Page MenuHomePhabricator

Hardware for cloud db replicas for analytics usage
Closed, ResolvedPublic

Description

Given recent issues with performance and mediawiki refactors on the cloud replicas it is been decided that we will move analytics jobs to a new set of labs replicas.
@Nuria wrongly though analytics had spare hosts we could use ready to be racked but we do not. We however have some budget to buy these hosts if needed. This ticket is to decide how the hardware comes to appear:

  1. does analytics new to order the new hardware for the replicas? If so please let us know
  1. does the SRE/DB team have any hardware we can use? I imagine this is a question for @mark

Event Timeline

as far as I know we don't have any spare hardware, but I am curious too

We have some hardware orders in progress for db-like hosts, we might be able use those if nothing else is available.

We don't have any spare host similar to the labsdb ones.
Those are very specific hardware, as they need to contain all the wikis on the same host, they have lots of disks (16x1.6TB on a RAID10) and 512GB memory T135529

We don't have any spare host similar to the labsdb ones.
Those are very specific hardware, as they need to contain all the wikis on the same host, they have lots of disks (16x1.6TB on a RAID10) and 512GB memory T135529

How many labsdb-like hosts would we need? I checked the cost of them in T135529 and we'd be way out of our budget :(

That is up to you guys to decide :-)
For context: 1 single host can have all the wikis - we have 3 in labs for redundancy and because we separate the service for "quick" and "slow" queries.

@Marostegui Let's have in mind these boxes are going to be used to scoop data once a month so they likely not need to be as beefy as boxes used every day is labs by hundreds of users right? This means that while the box might be of the same "type" it can probably have much less beefy requirements

@Marostegui Let's have in mind these boxes are going to be used to scoop data once a month so they likely not need to be as beefy as boxes used every day is labs by hundreds of users right?
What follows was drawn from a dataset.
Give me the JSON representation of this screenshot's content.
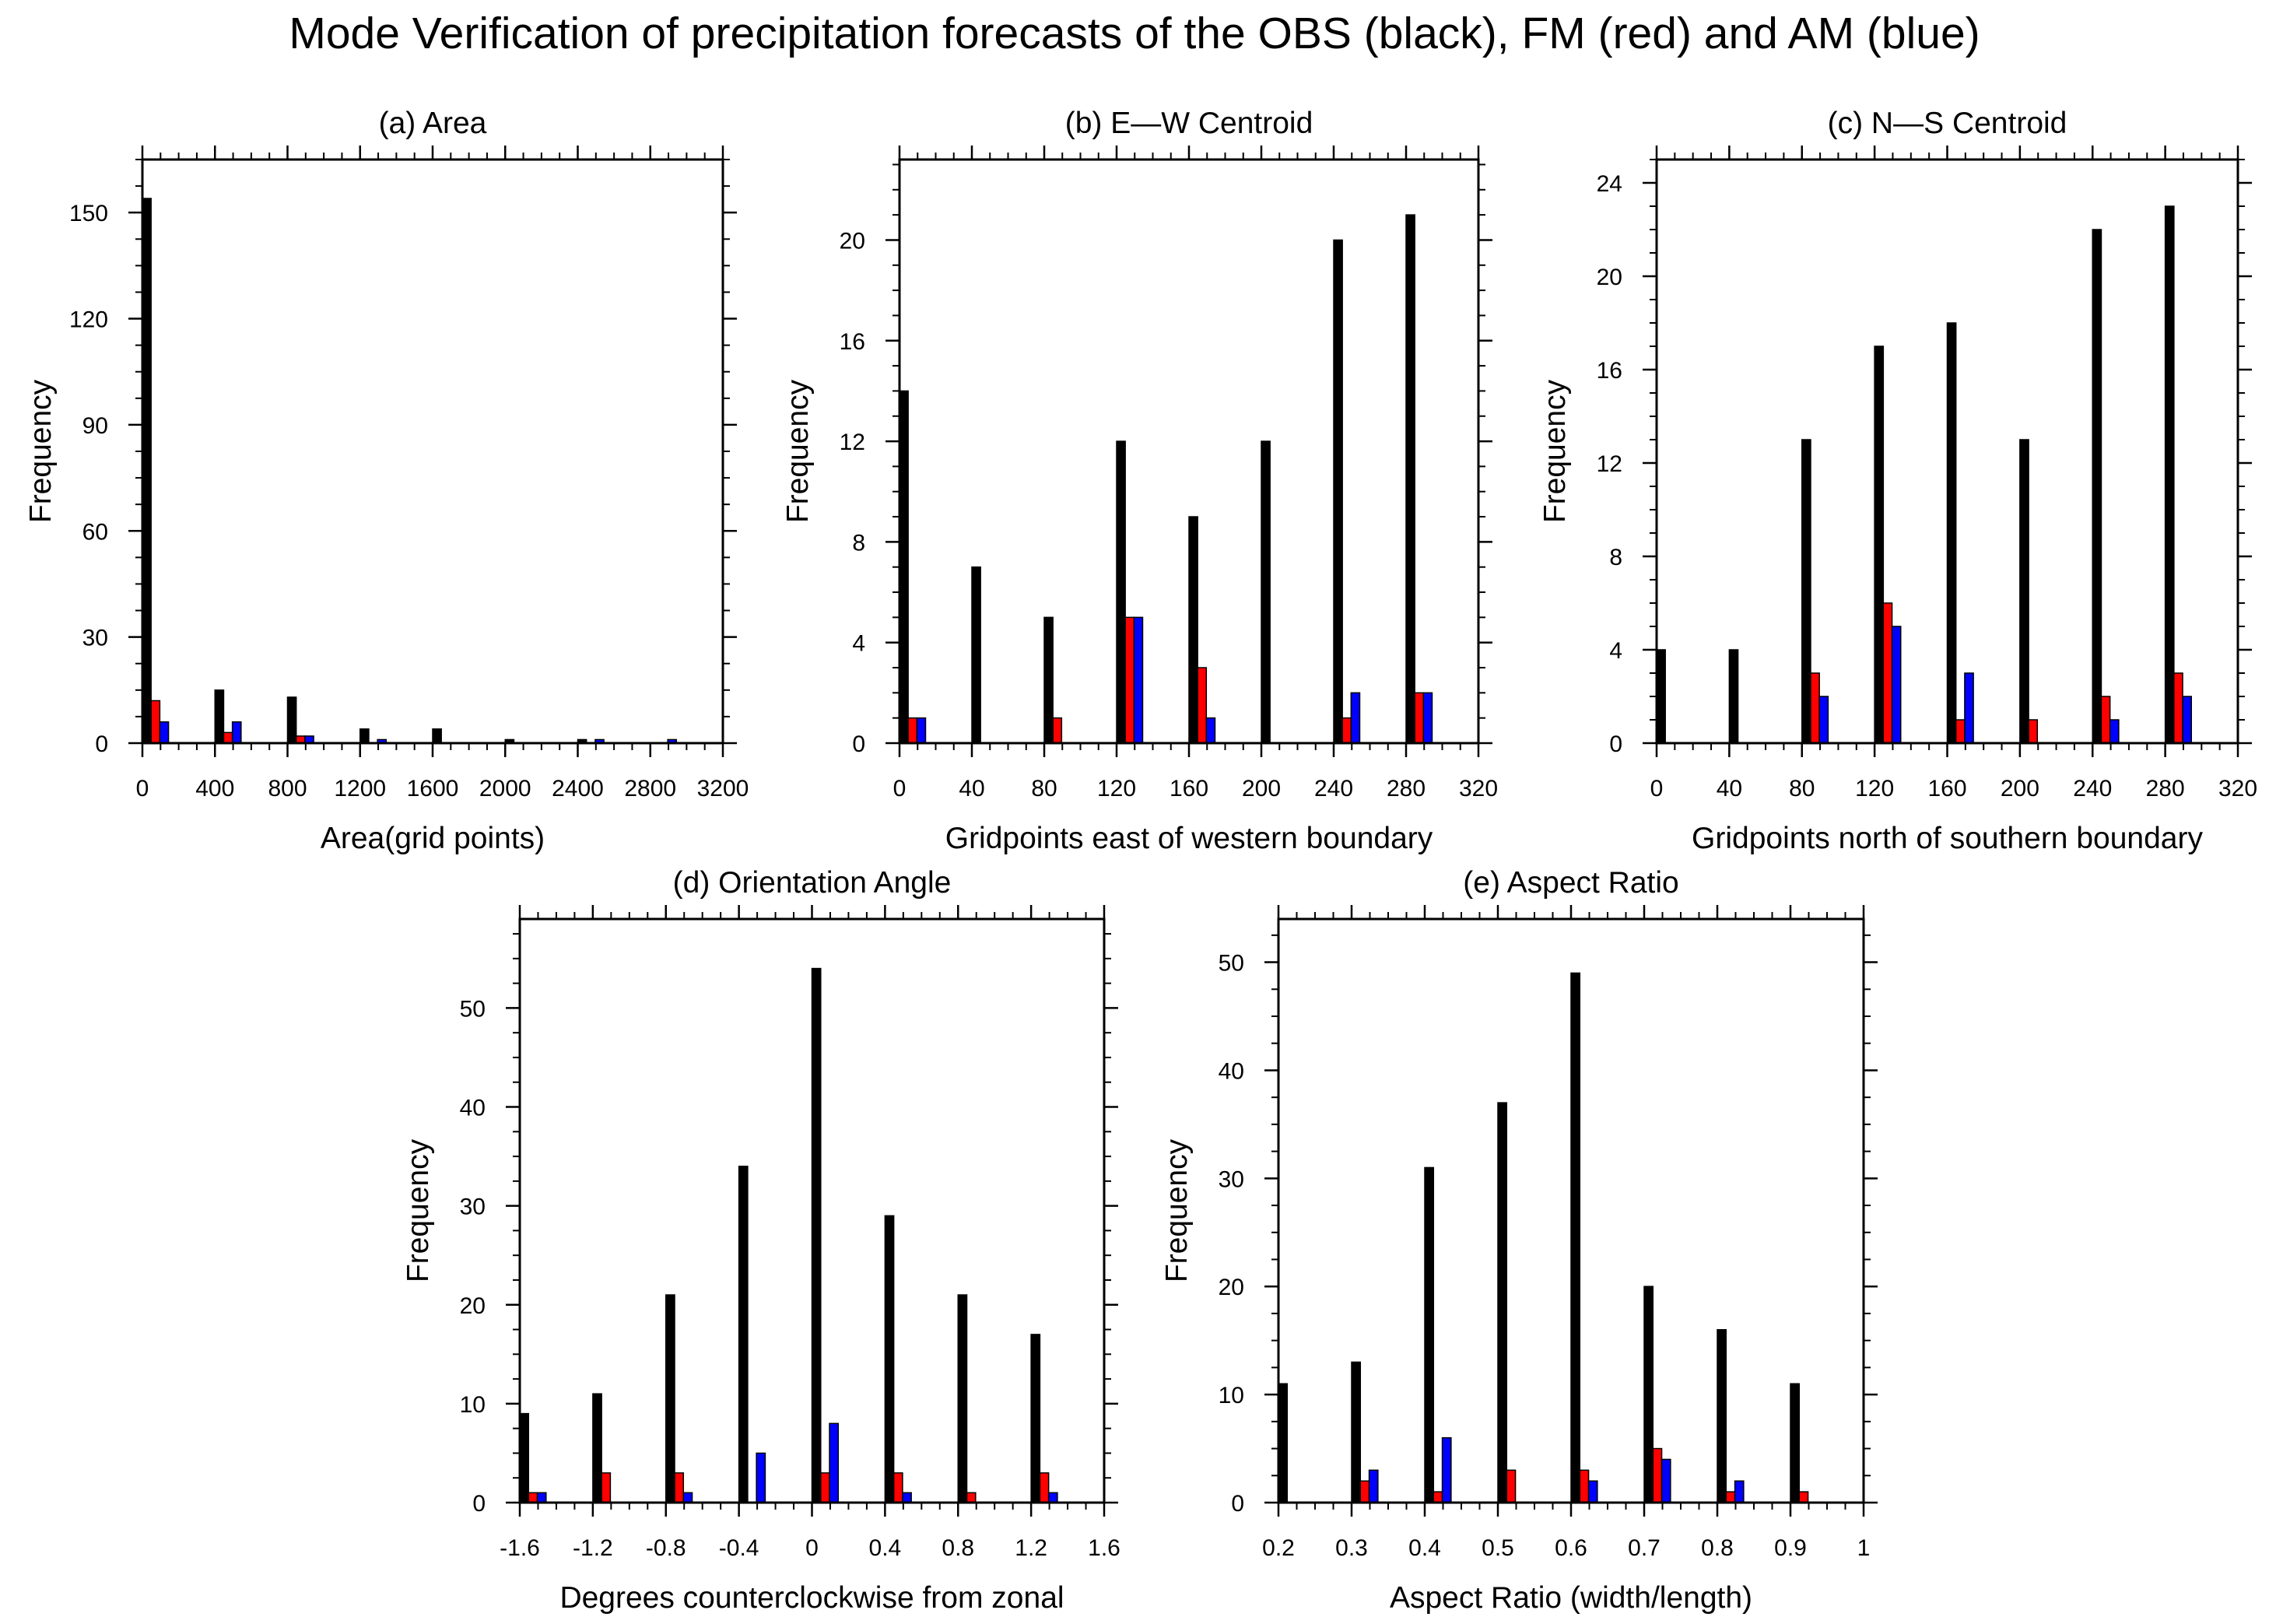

This means that while the box might be of the same "type" it can probably have much less beefy requirements

Sure - as I said, it is for you guys to decide I was just giving some context on what we have on labs. :-)
You still need the same amount of disk space on a single server - as you need to have all the wikis on one single host:

root@labsdb1009:~# df -hT /srv
Filesystem            Type  Size  Used Avail Use% Mounted on
/dev/mapper/tank-data xfs    12T  8.8T  2.9T  76% /srv

The amount of memory (512GB) is for you guys to decide if you want to go for maybe half or just 512GB (if performance is key, I guess you want 512GB).
Whether you want more than one host (for redundancy) is also for you guys to decide.

A possible solution, instead of ordering new hardware, would be to reuse one/two of the new Hadoop nodes racked in T207192 for this use case: they have 12x3.6TB disks and 128GB of RAM, so I'd say that they could do the job (I only don't know if 128GB of RAM would be enough for our use case, but I'll defer to Manuel/Balazs/Jaime judgement).
In case this option is viable, we'll need to get also the green light for the repurpose from Faidon or Mark.

bd808 moved this task from Backlog to Wiki replicas on the Data-Services board.

A possible solution, instead of ordering new hardware, would be to reuse one/two of the new Hadoop nodes racked in T207192 for this use case: they have 12x3.6TB disks and 128GB of RAM, so I'd say that they could do the job (I only don't know if 128GB of RAM would be enough for our use case, but I'll defer to Manuel/Balazs/Jaime judgement).

Are those SSDs?
I am not really sure 128GB would be enough if performance is already an issue with 512GB (although with different views maybe peformance would improve a bit)
If this process runs once a month, is it a concern if the query takes a lot more?

A possible solution, instead of ordering new hardware, would be to reuse one/two of the new Hadoop nodes racked in T207192 for this use case: they have 12x3.6TB disks and 128GB of RAM, so I'd say that they could do the job (I only don't know if 128GB of RAM would be enough for our use case, but I'll defer to Manuel/Balazs/Jaime judgement).

Are those SSDs?

They are not, forgot to mention :(

I am not really sure 128GB would be enough if performance is already an issue with 512GB (although with different views maybe peformance would improve a bit)
If this process runs once a month, is it a concern if the query takes a lot more?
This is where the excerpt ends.